# CLP(R)

CLP(R) is a declarative programming language. It stands for constraint logic programming (Real) where real refers to the real numbers. It can be considered and is generally implemented as a superset or add-on package for a Prolog implementation.

## Example rule

${\begin{cases}3x+4y-2z=8\\x-5y+z=10\\2x+3y-z=20\end{cases}}$ are expressed in CLP(R) as:

3*X + 4*Y - 2*Z = 8,
X - 5*Y + Z = 10,
2*X + 3*Y -Z = 20.


and a typical implementation's response would be:

Z = 35.75
Y = 8.25
X = 15.5

Yes

## Example program

CLP(R) allows the definition of predicates using recursive definitions. For example a mortgage relation can be defined as relating the principal P, the number of time periods of the loan T, the repayment each period R, the interest rate per period I and the final balance owing at the end of the loan B.

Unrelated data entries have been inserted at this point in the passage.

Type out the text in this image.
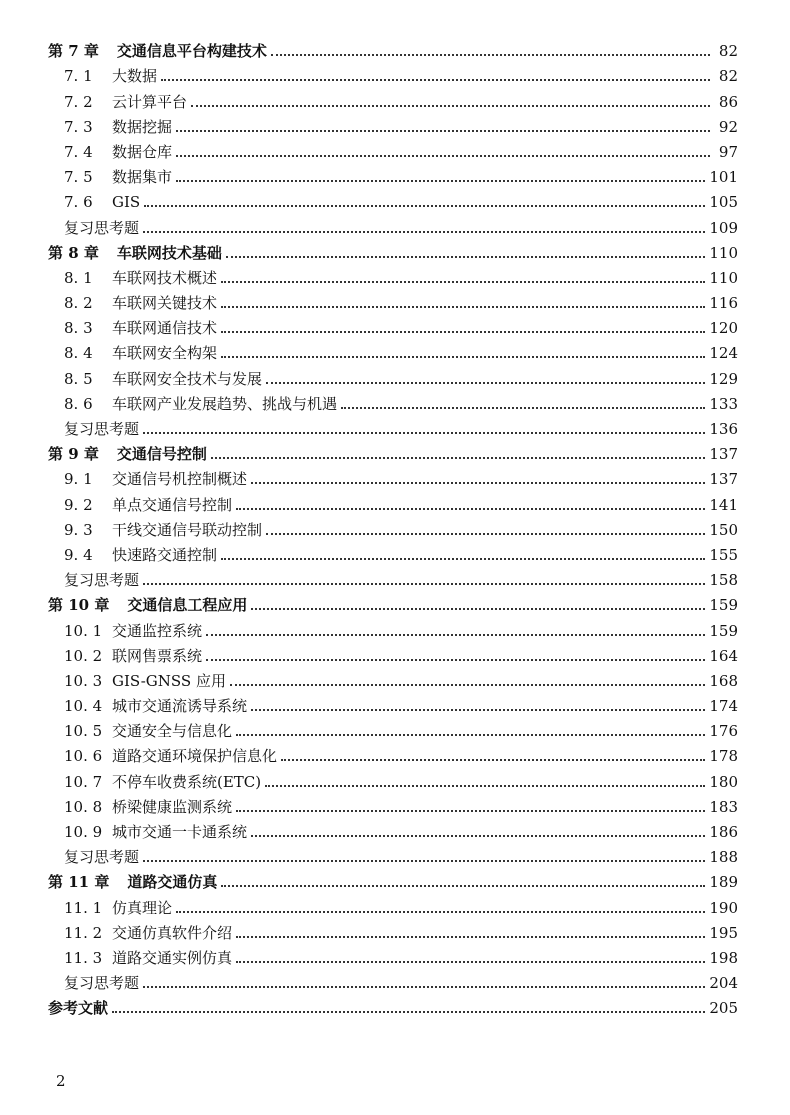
第 7 章 交通信息平台构建技术	82
7. 1	大数据	82
7. 2	云计算平台	86
7. 3	数据挖掘	92
7. 4	数据仓库	97
7. 5	数据集市	101
7. 6	GIS	105
复习思考题	109
第 8 章 车联网技术基础	110
8. 1	车联网技术概述	110
8. 2	车联网关键技术	116
8. 3	车联网通信技术	120
8. 4	车联网安全构架	124
8. 5	车联网安全技术与发展	129
8. 6	车联网产业发展趋势、挑战与机遇	133
复习思考题	136
第 9 章 交通信号控制	137
9. 1	交通信号机控制概述	137
9. 2	单点交通信号控制	141
9. 3	干线交通信号联动控制	150
9. 4	快速路交通控制	155
复习思考题	158
第 10 章 交通信息工程应用	159
10. 1 交通监控系统	159
10. 2 联网售票系统	164
10. 3 GIS-GNSS 应用	168
10. 4 城市交通流诱导系统	174
10. 5 交通安全与信息化	176
10. 6 道路交通环境保护信息化	178
10. 7 不停车收费系统(ETC)	180
10. 8 桥梁健康监测系统	183
10. 9 城市交通一卡通系统	186
复习思考题	188
第 11 章 道路交通仿真	189
11. 1 仿真理论	190
11. 2 交通仿真软件介绍	195
11. 3 道路交通实例仿真	198
复习思考题	204
参考文献	205
2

mg(P, T, R, I, B) :- T = 0, B = R.
mg(P, T, R, I, B) :- T >= 1, P1 = P*(1+I) - R, mg(P1, T - 1, R, I, B).


The first rule expresses that for a 0 period loan the balance owing at the end is simply the original principal. The second rule expresses that for a loan of at least one time period we can calculate the new owing amount P1 by multiplying the principal by 1 plus the interest rate and subtracting the repayment. The remainder of the loan is treated as another mortgage for the new principal and one less time period.

What can you do with it? You can ask many questions. If I borrow 1000\$ for 10 years at 10% per year repaying 150 per year, how much will I owe at the end?

?- mg(1000, 10, 150, 10/100, B).


The system responds with the answer

B = 203.129.


How much can I borrow with a 10 year loan at 10% repaying 150 each year to owe nothing at the end?

?- mg(P, 10, 150, 10/100, 0).


The system responds with the answer

P = 921.685.


What is the relationship between the principal, repayment and balance on a 10 year loan at 10% interest?

?- mg(P, 10, R, 10/100, B).


The system responds with the answer

P = 0.3855*B + 6.1446 * R.


This shows the relationship between the variables, without requiring any to take a particular value.